Plastic pollution is making seabirds smaller and sicker, a study has found

Researchers analyzed blood samples from a population of flesh-footed shearwaters on Lord Howe Island, off the eastern coast of Australia, They found the birds were living with an alarming list of health conditions, including high cholesterol, after ingesting plastic debris.

Seabirds are becoming smaller, lighter and suffering from a litany of health problems after ingesting the plastic that litters the world’s oceans, a study has found.

Researchers analyzed blood samples from a population of flesh-footed shearwaters on Lord Howe Island, off the eastern coast of Australia, They found the birds were living with an alarming list of health conditions, including high cholesterol, after ingesting plastic debris.

The birds were physically smaller as a result of ingestion, the study showed, with shorter wings and bills and a lower body mass. Plastic also worsened their kidney function.

Seabird deaths due to consuming or becoming stuck in plastic are well-understood, the scientists from the University of Tasmania’s Institute for Marine and Antarctic Studies (IMAS) said. But far less is known about the non-lethal impact of ingesting plastic, and how live birds with plastic in their bodies are affected.

The researchers found that instead of the usual diet of fish, adult birds have been feeding their chicks with small pieces of plastic.

And they believe that plastic ingestion is a factor in the decline of flesh-footed shearwaters, which are classed as “near-threatened.”

“You have to wonder how long this species can keep this up,” said Alex Bond, Senior Curator of Birds at the Natural History Museum, which contributed to the study.

“Plastic that is already in the ocean floats around for decades, and we’ve now had 70 years of industrial-level plastic production, so a lot of it is already in the world’s oceans. Reducing the amount of plastic that gets into the ocean is the only way that it is going to be sorted,” Bond added in a statement.

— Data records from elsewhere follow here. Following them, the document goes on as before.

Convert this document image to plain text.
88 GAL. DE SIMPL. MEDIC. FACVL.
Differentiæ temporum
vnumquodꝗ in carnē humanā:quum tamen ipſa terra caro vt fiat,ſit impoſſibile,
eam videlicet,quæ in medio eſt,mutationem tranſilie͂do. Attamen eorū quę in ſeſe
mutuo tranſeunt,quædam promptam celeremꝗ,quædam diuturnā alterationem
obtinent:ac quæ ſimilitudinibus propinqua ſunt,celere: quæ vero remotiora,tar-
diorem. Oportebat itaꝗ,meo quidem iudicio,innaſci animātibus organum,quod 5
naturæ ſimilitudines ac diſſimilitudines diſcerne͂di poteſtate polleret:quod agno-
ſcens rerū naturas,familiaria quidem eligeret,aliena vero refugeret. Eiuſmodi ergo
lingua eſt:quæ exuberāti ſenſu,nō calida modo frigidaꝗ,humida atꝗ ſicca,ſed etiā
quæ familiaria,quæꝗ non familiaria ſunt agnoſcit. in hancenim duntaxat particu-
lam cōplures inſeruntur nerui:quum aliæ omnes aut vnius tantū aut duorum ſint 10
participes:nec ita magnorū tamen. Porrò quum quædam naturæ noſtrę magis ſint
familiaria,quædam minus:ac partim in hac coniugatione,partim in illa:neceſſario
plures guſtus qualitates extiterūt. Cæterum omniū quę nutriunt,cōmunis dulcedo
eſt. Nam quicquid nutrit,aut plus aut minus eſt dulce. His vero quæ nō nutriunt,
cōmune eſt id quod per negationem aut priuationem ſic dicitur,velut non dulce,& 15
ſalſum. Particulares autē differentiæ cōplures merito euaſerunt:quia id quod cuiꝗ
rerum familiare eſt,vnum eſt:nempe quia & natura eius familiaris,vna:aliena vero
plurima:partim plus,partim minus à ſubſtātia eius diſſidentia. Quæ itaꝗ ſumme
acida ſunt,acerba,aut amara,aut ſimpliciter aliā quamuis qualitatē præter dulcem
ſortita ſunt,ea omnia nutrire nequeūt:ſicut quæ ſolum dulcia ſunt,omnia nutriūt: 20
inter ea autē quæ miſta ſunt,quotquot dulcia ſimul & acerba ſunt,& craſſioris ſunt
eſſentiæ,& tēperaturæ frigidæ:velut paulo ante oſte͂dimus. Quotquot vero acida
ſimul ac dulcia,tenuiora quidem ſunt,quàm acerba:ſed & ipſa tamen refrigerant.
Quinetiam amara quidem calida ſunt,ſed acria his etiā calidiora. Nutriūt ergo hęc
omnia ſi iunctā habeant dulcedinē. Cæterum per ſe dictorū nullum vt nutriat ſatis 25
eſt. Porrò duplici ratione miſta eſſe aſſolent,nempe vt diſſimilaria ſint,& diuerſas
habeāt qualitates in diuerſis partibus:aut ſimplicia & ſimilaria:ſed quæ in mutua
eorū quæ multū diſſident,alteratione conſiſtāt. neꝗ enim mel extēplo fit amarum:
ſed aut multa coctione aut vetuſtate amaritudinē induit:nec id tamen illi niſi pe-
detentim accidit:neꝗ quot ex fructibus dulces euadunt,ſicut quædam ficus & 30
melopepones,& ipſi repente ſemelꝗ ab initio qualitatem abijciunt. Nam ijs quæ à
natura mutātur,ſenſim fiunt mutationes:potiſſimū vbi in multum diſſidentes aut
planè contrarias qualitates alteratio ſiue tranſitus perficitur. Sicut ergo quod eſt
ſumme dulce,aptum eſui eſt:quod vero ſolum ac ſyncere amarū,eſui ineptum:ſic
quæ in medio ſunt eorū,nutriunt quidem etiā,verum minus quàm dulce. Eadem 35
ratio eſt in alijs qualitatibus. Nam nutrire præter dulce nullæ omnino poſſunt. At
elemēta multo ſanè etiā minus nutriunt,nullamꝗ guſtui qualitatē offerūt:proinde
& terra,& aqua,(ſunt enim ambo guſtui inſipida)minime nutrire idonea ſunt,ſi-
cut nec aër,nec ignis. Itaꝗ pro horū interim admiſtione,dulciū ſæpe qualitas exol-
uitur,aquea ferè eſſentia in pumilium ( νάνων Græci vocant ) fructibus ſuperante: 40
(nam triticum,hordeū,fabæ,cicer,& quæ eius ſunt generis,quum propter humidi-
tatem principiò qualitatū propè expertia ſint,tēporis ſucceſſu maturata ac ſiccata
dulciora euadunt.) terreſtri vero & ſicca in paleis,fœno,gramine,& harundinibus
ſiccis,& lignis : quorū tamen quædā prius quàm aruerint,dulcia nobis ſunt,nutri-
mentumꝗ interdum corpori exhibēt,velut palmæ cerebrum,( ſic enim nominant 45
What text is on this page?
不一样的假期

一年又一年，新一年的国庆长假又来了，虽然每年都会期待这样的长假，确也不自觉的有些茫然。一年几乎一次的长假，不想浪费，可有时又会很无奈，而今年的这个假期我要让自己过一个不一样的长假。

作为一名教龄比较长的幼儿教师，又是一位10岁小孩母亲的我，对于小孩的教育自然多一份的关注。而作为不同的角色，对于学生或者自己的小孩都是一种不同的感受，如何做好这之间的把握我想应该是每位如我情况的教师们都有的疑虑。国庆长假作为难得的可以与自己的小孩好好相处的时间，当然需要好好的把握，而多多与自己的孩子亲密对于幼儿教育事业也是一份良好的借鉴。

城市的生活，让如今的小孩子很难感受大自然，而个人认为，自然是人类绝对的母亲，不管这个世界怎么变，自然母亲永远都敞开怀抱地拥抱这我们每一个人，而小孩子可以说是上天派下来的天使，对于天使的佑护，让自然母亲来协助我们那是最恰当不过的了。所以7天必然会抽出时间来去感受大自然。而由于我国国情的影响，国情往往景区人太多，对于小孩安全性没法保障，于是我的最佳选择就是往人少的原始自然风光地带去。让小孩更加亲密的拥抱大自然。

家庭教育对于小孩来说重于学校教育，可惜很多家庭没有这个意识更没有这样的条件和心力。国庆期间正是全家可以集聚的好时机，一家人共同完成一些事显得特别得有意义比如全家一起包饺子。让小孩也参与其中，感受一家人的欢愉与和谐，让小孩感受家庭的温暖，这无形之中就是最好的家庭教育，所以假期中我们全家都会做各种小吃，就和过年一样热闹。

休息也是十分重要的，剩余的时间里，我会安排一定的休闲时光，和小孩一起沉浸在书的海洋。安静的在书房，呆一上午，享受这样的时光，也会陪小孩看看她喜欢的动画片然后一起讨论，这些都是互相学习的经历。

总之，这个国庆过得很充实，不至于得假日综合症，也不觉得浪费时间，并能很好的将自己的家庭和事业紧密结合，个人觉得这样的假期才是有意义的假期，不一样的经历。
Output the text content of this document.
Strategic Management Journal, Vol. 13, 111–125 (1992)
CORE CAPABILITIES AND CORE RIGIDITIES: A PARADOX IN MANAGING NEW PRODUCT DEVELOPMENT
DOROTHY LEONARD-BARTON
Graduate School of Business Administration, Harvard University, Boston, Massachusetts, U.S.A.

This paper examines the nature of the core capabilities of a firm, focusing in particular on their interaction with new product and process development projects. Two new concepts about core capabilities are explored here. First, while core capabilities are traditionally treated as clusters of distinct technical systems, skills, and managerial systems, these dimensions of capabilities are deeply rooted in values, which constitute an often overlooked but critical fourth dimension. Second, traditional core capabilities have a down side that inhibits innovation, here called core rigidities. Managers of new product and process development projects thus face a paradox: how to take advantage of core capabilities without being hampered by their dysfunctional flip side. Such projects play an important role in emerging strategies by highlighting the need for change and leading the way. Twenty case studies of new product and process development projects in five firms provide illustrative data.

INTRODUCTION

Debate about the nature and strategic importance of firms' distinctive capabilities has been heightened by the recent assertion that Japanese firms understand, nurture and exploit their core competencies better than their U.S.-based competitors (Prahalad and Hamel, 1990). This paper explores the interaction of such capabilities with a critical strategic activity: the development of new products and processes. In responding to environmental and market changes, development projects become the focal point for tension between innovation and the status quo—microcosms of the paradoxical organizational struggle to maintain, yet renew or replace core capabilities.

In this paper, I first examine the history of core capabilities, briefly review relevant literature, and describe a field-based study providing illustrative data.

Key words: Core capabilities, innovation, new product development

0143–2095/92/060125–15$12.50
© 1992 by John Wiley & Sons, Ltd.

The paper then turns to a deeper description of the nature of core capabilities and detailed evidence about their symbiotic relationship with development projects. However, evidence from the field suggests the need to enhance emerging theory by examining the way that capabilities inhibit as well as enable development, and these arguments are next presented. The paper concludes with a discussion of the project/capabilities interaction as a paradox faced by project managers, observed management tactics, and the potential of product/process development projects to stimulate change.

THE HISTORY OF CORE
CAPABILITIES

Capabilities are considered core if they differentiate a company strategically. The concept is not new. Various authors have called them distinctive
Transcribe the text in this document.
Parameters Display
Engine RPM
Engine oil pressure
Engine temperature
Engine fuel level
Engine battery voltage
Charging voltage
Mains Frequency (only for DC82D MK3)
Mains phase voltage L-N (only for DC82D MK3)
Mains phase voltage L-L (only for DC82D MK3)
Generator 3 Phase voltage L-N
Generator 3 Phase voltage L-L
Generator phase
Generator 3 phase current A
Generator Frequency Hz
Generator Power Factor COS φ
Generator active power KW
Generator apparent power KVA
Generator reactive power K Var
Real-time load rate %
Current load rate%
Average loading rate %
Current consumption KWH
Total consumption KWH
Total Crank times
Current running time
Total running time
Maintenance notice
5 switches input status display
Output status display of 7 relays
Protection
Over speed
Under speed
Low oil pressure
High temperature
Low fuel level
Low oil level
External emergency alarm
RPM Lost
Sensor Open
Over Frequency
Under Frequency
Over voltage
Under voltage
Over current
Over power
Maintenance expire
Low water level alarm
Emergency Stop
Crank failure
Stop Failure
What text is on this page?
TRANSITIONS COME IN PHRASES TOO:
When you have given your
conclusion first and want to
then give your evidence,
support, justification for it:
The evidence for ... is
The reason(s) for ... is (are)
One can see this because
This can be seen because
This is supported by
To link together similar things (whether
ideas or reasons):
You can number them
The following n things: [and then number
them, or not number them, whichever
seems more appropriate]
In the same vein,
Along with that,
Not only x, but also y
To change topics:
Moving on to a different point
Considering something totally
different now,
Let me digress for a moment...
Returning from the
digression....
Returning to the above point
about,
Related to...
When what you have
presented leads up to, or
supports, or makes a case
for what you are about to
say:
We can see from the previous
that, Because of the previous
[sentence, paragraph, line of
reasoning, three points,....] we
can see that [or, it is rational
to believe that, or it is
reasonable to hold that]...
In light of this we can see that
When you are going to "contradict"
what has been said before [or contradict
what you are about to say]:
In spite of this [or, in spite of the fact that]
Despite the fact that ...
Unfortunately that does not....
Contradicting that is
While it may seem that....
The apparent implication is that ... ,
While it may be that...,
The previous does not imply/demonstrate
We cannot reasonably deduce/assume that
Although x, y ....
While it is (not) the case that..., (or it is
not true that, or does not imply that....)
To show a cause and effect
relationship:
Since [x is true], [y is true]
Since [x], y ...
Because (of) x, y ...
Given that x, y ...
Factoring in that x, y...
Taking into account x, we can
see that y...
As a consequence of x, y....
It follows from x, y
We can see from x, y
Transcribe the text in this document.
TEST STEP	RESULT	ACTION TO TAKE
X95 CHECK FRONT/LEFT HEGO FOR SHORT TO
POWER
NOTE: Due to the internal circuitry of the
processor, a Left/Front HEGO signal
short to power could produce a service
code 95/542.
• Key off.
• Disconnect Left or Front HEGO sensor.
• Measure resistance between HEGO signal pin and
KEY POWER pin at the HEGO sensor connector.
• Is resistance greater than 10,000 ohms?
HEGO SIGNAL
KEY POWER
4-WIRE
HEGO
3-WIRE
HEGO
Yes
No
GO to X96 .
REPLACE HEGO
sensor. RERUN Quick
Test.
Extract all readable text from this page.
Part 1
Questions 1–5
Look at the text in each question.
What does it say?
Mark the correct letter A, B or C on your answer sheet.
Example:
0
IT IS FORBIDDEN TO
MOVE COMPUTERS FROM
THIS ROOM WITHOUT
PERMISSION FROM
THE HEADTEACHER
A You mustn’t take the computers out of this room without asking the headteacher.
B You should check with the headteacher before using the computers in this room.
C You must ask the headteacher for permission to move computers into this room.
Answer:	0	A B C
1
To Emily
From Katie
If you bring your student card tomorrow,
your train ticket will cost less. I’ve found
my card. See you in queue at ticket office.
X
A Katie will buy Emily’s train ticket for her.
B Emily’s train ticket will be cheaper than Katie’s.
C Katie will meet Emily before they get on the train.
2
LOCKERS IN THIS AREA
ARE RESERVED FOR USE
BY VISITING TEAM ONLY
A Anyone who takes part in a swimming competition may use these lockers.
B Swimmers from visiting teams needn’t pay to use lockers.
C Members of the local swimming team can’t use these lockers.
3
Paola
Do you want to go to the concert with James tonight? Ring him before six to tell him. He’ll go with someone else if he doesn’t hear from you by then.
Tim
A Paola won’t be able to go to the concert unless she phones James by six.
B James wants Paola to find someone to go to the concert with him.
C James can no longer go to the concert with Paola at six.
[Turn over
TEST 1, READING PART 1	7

Nearly every seabird on earth is eating plastic; around 90% are carrying the material in their stomachs, according a WWF report last year that supported previous studies.

And the trend is set only to continue as the world’s plastic waste crisis accelerates; around 9 million tonnes is estimated to be floating in the world’s waters, with the number projected to grow over the coming decades.

“Our study found that birds which ingested plastic had reduced blood calcium levels, body mass, wing length, and head and bill length,” Jennifer Lavers of IMAS, who led the research, said in a statement.

“The presence of plastic also had a negative impact on the birds’ kidney function, causing a higher concentration of uric acid, as well as on their cholesterol and enzymes,” she added.

The study, published in the journal Environmental Science & Technology, also found that any amount of ingested plastic was enough to cause problems.

“Our data did not show a significant relationship between the volume of plastic ingested and the health of individuals, suggesting that any plastic ingestion is sufficient to have an impact,” she said. “Understanding how individual seabirds are affected is also further complicated by the fact they spend little time on land or at breeding colonies, and most mortalities occur at sea where the causes of death are often unknown.”

Among the most surprising findings was that ingesting plastic was linked to cholesterol problems.

“The rise of cholesterol levels was an unexpected finding and what this means for the birds and their health is still not fully understood,” the Natural History Museum said. “In humans, high cholesterol can cause circulatory problems and research is yet to be carried out to understand how such changes affect birds.”

As scientists worldwide search for ways to stem the plastic crisis, an Irish teenager has won an award for his own suggestion.

Fionn Ferreira won the Grand Prize for the 16-18 year old category at the Google Science Fair for exploring a new method that removes microplastics from water using a magnetic fluid called ferrofluid.